I unzip my fanny pack and show her the gun. She’s one of those people who has never held a gun before, so being this close to one makes her nervous. She doesn’t even check whether the safety is actually on before I zip my bag back up.
“I came to see if you want breakfast,” she says.
Upstairs in the kitchen, there’s a man with blond stubble and bed head standing at the sink in sweat pants, dirty white socks, and a lacrosse T-shirt, trying to open a package of bacon with the tip of a foot-long carving knife.
“Let me do that, honey,” Dr. Carol says, going over and taking the knife from him.

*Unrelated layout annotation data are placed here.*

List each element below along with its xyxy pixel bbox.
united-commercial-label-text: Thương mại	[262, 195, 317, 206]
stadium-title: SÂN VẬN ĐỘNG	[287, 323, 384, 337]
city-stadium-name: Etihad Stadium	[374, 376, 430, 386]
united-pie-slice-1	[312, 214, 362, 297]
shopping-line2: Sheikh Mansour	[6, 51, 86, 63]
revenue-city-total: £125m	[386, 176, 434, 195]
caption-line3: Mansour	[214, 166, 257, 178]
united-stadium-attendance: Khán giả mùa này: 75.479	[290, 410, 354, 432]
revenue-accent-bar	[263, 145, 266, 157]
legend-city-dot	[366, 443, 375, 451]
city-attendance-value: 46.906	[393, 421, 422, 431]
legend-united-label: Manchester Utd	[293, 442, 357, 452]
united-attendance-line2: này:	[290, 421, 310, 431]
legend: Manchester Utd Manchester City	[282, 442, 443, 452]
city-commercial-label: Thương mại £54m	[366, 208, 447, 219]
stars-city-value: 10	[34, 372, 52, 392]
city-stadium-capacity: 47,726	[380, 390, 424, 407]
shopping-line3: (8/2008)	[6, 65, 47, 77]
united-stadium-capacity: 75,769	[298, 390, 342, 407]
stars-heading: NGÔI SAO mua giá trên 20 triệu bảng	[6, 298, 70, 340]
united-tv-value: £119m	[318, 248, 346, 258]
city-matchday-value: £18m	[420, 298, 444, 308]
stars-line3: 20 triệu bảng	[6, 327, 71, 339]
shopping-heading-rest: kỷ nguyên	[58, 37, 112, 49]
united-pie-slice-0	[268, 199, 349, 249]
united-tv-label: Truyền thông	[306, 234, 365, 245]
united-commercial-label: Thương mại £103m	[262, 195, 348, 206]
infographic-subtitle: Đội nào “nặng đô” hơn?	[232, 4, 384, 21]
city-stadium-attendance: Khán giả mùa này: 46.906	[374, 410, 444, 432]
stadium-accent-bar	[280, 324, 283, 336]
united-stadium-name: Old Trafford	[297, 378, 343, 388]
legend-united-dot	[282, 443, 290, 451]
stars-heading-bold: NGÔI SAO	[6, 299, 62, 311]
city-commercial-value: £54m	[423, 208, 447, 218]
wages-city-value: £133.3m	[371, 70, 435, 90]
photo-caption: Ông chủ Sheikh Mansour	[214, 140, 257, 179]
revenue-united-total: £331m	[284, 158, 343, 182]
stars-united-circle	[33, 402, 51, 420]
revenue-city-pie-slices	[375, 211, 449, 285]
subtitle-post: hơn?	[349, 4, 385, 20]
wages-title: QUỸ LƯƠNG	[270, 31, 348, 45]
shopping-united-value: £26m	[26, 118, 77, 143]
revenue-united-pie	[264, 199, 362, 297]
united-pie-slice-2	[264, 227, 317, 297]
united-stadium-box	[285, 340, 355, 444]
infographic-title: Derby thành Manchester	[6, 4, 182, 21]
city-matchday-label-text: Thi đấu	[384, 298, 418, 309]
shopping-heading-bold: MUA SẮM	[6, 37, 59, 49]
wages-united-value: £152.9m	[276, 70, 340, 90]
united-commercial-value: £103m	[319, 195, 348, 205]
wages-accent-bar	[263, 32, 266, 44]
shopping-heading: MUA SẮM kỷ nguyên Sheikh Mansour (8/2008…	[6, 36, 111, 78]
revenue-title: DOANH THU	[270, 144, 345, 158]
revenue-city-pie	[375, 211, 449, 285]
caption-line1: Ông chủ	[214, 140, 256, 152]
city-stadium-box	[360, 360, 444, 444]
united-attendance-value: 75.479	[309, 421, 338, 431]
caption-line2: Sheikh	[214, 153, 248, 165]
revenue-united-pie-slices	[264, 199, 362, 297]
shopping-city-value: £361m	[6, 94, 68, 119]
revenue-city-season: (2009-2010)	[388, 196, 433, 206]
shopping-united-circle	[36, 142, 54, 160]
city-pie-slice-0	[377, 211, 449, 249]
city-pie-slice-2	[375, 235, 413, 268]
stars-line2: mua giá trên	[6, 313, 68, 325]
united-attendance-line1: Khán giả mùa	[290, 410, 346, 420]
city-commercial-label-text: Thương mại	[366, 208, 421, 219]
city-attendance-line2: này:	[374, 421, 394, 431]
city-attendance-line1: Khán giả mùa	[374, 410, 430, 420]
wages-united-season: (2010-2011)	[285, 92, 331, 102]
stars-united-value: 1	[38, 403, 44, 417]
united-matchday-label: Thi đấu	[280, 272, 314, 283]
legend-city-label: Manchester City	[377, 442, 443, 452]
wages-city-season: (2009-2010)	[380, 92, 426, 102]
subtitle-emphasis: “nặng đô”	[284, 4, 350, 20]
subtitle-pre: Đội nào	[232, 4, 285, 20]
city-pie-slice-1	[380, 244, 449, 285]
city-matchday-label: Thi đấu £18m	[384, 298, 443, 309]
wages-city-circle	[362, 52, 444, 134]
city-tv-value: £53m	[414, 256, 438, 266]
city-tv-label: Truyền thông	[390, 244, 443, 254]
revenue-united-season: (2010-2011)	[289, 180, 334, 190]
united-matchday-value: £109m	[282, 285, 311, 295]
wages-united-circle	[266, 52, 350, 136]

He watches her do his work for him and I realize that he’s her other son, Skye. Seeing how old he is makes me feel old. He’s stringy, not much body fat. He probably runs. He’s taller than I am, longer reach, good stamina; I could take him but I’d need to get in my first hits fast and make them count. These are the things I notice, not that he’s attractive for his age, not that he’s got a good chin.
“Why are you still here?” Pax asks, materializing on the other side of the counter, lipping a piece of toast.
“Because she is our guest,” Dr. Carol says. “Elbows.”
He takes his elbows off the counter and goes back to sucking his toast.
“Not my guest,” he says.
“Not mine, either,” Skye says from the sink. “I didn’t know you let patients into the house.”
“You both need to be respectful, Skye,” Dr. Carol says, finally getting the bacon open and taking it to the stove.
“Make sure you cook it long enough,” Pax says. “Extra crispy.”
It’s degrading to watch the woman who hauled us
back from the brink reduced to the status of waitress for her children. Eventually they won’t have their mother to be their short-order cook and laundress and maid. They’ll have to trick some poor woman into marrying them to get all that for free again.
Dr. Carol makes scrambled eggs, bacon, whole wheat toast, and mango smoothies. I stick with fruit. I prefer my food prepackaged and when I’m in an unsafe environment the closest I can get is fruit.
Everyone sits at the table except Pax, who stays on his stool, spinning lazily from side to side, smacking his toast with his mouth open so I can see gummy brown gobs of bread. He’s looking at his brother when he starts to smirk. Skye smiles.
“What is it?” Dr. Carol asks, wanting to be let in on the joke.
“Pax has something to say,” Skye says.
“No,” Pax says, shaking his head, clapping one hand over his mouth.
“Don’t be shy, Pax,” Dr. Carol encourages him.
Pax looks over at me and tries to keep a straight face.
“Nice rack,” he says, then falls off his chair giggling.
Something inside my chest tightens.
“Pax!” Dr. Carol says, genuinely shocked. “That is not nice.”
I haven’t seen one of those T-shirts in a long time, but clearly someone’s been googling me. I refuse to let this useless little boy get under my skin.
“It’s all right,” I say to Dr. Carol. Then I level my gaze on Pax. “You want to see the scars? You want to see how funny they look?”
Dr. Carol doesn’t know how to navigate this situation. Pax senses his mom’s discomfort and stops laughing.
I cross my arms at the wrist and grab the hem of my T-shirt. “I don’t mind showing you if you’re that interested.”
“Go upstairs and get ready for school, Pax,” Dr. Carol says.
We all watch him go. At the bottom of the stairs he looks back, sees us all watching him, then turns and runs upstairs.